Helping the aircrew gain combat experience is a professional aggressor force stationed at Nellis Air Force Base, Nev. Units assigned to the 57th Adversary Tactics Group act as the "bad guys" during Red Flag exercises, trying to stop the deployed forces from accomplishing their mission.

"Today, we are going to try to bomb some airfields and they are trying to stop us," Colonel Hinote said. "Some of our folks are going to get shot down and we're going to shoot down some of their folks, and we are going to come back and learn from the experience and get better at it."

Though the combat missions are the main reason for Red Flag exercises the event has more than one goal.

"Some of the main goals of Red Flag 11-2 are large force integration, strengthening coalition partnerships and bettering coalition interoperability," said Lt. Col.
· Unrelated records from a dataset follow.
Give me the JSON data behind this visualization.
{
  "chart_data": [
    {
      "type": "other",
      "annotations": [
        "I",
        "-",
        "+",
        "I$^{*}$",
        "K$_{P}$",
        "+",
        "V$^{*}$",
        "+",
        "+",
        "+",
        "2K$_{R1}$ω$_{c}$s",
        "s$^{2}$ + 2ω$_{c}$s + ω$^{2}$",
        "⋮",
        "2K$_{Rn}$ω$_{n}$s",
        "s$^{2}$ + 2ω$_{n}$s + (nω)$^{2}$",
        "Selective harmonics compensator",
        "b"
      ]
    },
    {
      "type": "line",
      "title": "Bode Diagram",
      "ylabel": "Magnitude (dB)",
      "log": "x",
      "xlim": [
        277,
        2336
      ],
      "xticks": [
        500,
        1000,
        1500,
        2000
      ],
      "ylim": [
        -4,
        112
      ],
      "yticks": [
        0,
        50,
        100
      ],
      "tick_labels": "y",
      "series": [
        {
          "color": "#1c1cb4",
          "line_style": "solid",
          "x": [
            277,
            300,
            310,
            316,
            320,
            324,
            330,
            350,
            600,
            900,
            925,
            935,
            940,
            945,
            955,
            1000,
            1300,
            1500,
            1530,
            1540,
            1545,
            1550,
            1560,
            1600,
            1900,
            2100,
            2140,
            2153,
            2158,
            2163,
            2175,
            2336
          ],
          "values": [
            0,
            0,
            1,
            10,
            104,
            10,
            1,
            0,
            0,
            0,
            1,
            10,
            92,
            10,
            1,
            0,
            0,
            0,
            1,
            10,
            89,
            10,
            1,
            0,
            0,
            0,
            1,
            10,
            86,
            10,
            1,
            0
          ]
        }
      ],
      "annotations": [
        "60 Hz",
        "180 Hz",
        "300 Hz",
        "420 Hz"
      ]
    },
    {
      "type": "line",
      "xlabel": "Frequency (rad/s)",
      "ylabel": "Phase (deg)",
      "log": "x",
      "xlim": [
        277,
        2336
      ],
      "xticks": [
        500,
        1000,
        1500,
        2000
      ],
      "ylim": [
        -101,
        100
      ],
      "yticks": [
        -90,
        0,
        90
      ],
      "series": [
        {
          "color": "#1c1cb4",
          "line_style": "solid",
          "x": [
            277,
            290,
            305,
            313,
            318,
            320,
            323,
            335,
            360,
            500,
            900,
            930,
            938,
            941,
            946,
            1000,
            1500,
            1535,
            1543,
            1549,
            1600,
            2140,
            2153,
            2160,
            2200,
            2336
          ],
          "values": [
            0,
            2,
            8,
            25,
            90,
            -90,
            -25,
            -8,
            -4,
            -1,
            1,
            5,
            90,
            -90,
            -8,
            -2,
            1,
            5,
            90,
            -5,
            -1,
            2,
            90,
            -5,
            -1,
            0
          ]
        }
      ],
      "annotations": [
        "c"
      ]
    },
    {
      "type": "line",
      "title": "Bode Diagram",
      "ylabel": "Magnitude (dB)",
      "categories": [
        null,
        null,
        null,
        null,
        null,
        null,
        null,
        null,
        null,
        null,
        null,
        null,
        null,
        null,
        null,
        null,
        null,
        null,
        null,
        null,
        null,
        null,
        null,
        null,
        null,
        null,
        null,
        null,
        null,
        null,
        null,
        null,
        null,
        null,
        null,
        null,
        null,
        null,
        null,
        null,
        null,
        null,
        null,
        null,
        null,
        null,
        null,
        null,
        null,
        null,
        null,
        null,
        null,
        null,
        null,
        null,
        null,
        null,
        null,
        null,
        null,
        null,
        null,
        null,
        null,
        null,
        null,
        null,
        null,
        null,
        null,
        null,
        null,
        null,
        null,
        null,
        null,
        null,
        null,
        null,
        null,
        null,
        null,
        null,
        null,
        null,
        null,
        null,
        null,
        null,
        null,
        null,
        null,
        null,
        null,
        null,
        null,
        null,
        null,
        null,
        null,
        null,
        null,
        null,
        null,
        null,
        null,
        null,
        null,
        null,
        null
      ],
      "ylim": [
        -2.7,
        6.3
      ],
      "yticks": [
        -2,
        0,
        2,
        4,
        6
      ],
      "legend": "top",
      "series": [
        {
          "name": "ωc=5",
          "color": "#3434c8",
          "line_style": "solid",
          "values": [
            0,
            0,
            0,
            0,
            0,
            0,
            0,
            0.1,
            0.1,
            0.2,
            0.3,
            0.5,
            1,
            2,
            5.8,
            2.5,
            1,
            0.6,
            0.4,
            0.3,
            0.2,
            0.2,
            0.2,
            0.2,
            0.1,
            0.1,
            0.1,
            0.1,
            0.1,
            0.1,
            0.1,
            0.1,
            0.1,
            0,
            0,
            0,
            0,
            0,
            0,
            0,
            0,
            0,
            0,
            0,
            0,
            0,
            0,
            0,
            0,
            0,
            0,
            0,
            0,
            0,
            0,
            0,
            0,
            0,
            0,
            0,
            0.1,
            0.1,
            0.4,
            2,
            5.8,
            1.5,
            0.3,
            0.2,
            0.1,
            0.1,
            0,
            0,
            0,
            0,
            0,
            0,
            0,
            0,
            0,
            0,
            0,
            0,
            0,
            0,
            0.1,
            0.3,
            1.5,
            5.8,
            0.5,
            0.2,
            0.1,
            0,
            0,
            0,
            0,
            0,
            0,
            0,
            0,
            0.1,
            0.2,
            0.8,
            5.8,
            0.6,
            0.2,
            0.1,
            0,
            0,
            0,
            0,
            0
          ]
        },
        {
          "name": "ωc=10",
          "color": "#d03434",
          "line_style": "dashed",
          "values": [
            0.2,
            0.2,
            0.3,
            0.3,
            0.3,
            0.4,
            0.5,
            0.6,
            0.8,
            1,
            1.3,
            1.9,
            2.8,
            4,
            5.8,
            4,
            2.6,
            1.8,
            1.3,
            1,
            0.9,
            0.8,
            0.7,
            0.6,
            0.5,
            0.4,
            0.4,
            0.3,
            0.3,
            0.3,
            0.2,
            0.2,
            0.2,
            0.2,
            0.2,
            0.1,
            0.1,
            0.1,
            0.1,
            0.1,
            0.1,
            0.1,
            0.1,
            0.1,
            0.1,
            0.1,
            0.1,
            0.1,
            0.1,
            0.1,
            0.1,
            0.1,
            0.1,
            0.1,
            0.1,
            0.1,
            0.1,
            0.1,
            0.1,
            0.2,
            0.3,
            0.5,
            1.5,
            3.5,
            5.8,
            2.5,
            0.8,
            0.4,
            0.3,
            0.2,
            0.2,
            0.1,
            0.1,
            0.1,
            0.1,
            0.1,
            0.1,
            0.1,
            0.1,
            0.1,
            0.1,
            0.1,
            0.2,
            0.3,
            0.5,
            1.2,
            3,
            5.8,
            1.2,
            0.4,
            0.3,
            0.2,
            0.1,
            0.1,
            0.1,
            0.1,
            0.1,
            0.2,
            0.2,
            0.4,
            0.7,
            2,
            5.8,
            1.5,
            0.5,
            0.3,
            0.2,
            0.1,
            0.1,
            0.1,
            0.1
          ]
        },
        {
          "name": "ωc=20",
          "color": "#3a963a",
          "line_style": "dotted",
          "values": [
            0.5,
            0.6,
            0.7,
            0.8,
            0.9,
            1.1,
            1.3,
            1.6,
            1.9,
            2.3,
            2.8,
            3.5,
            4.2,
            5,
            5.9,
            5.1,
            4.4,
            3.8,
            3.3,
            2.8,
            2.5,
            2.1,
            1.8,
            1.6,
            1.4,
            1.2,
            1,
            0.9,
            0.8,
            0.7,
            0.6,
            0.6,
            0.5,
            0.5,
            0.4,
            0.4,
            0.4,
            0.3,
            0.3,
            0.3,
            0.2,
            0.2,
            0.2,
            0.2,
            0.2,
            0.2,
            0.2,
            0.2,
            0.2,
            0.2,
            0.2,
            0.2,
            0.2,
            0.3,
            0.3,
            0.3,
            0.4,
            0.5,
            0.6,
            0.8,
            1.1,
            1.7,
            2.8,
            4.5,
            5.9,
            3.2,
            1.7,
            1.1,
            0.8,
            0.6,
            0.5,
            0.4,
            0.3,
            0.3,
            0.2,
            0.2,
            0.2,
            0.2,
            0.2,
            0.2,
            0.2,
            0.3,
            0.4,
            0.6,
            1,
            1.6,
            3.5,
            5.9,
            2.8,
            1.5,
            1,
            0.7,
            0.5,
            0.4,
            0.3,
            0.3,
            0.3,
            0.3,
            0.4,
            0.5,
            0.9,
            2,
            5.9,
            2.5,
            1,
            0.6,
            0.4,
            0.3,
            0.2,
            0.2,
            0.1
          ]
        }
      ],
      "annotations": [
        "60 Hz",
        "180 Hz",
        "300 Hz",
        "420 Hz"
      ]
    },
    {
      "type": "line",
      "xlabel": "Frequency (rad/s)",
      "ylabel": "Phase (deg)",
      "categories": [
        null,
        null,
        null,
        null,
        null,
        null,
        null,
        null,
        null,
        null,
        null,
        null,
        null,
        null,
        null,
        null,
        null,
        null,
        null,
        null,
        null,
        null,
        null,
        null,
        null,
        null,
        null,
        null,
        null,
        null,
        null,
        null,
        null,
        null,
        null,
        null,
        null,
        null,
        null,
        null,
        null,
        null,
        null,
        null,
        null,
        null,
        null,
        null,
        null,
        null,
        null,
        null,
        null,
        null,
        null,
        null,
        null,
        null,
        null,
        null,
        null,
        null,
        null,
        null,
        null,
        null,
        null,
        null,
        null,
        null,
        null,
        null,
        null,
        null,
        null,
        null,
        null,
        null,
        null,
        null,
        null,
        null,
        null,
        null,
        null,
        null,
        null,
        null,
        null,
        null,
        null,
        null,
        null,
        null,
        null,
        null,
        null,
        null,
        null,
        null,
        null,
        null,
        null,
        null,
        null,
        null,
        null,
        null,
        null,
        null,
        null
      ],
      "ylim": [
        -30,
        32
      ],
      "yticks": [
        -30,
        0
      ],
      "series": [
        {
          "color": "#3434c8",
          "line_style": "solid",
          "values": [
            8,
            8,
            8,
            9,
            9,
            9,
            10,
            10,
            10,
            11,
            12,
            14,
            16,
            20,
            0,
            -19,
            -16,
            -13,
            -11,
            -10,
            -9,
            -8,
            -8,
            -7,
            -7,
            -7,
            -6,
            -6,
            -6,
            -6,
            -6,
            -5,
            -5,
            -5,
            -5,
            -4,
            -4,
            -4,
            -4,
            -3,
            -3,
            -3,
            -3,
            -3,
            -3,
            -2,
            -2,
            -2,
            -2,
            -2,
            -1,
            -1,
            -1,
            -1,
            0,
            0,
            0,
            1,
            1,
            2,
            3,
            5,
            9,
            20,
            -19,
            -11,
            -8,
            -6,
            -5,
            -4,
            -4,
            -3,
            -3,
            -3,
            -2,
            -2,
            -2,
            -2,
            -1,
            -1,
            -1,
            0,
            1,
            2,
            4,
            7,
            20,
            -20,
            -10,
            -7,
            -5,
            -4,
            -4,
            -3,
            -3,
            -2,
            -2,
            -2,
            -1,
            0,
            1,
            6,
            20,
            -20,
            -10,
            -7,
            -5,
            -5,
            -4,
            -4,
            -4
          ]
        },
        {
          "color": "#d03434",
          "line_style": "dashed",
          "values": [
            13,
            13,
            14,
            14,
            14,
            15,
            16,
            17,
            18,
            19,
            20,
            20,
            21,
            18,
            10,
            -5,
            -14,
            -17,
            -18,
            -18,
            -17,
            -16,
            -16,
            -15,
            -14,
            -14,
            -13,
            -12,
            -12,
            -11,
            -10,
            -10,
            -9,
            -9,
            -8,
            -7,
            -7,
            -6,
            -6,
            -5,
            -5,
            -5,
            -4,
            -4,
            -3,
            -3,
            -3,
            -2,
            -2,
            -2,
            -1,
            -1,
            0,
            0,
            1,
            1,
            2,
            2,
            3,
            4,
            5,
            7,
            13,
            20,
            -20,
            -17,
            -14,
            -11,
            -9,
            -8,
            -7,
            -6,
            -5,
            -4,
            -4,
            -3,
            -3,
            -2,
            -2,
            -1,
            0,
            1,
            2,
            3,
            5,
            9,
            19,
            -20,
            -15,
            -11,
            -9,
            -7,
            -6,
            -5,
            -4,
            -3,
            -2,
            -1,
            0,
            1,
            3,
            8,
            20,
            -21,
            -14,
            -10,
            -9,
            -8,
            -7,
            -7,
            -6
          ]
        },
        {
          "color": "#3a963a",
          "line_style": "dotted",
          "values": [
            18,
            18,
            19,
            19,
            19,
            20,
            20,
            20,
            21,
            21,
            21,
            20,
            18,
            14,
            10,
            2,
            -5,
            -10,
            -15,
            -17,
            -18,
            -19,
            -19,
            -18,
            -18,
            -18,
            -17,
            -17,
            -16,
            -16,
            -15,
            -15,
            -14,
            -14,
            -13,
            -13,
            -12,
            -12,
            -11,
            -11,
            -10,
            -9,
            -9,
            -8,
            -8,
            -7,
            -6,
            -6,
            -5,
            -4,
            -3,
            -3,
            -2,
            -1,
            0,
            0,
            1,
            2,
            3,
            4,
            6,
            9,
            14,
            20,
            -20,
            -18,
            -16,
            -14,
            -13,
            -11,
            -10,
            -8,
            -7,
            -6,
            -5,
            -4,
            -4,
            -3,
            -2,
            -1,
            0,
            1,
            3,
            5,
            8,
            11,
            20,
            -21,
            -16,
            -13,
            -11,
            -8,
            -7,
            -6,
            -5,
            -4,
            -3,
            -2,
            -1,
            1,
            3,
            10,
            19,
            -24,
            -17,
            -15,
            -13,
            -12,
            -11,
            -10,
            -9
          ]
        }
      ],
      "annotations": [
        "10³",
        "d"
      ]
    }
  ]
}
Dewey Smith, the Red Flag 11-2 team chief.

None of the goals of the exercise can be met, however, if units from across the continental U.S., Europe and the Southwest Asia cannot pull together as a team.

"The biggest challenge we will have is creating a coherent fighting team in the space of just a few days" Colonel Hinote said. "Otherwise the enemy aircraft and the enemy surface to air missiles are going to hand us our lunch."

Once the team is fighting together, they have full intentions to take advantage of the opportunity Red Flag provides.

"Red Flag is a gift that has been given to us," Colonel Hinote said. "It is important to be thankful for that because other folks don't get it and we have to take full advantage of this."

(Editor's note: Aircraft and members of the 52nd Fighter Wing at Spangdahlem Air Base, Germany, are deployed to Nellis Air Force Base, Nev., in support of Red Flag 11-2.)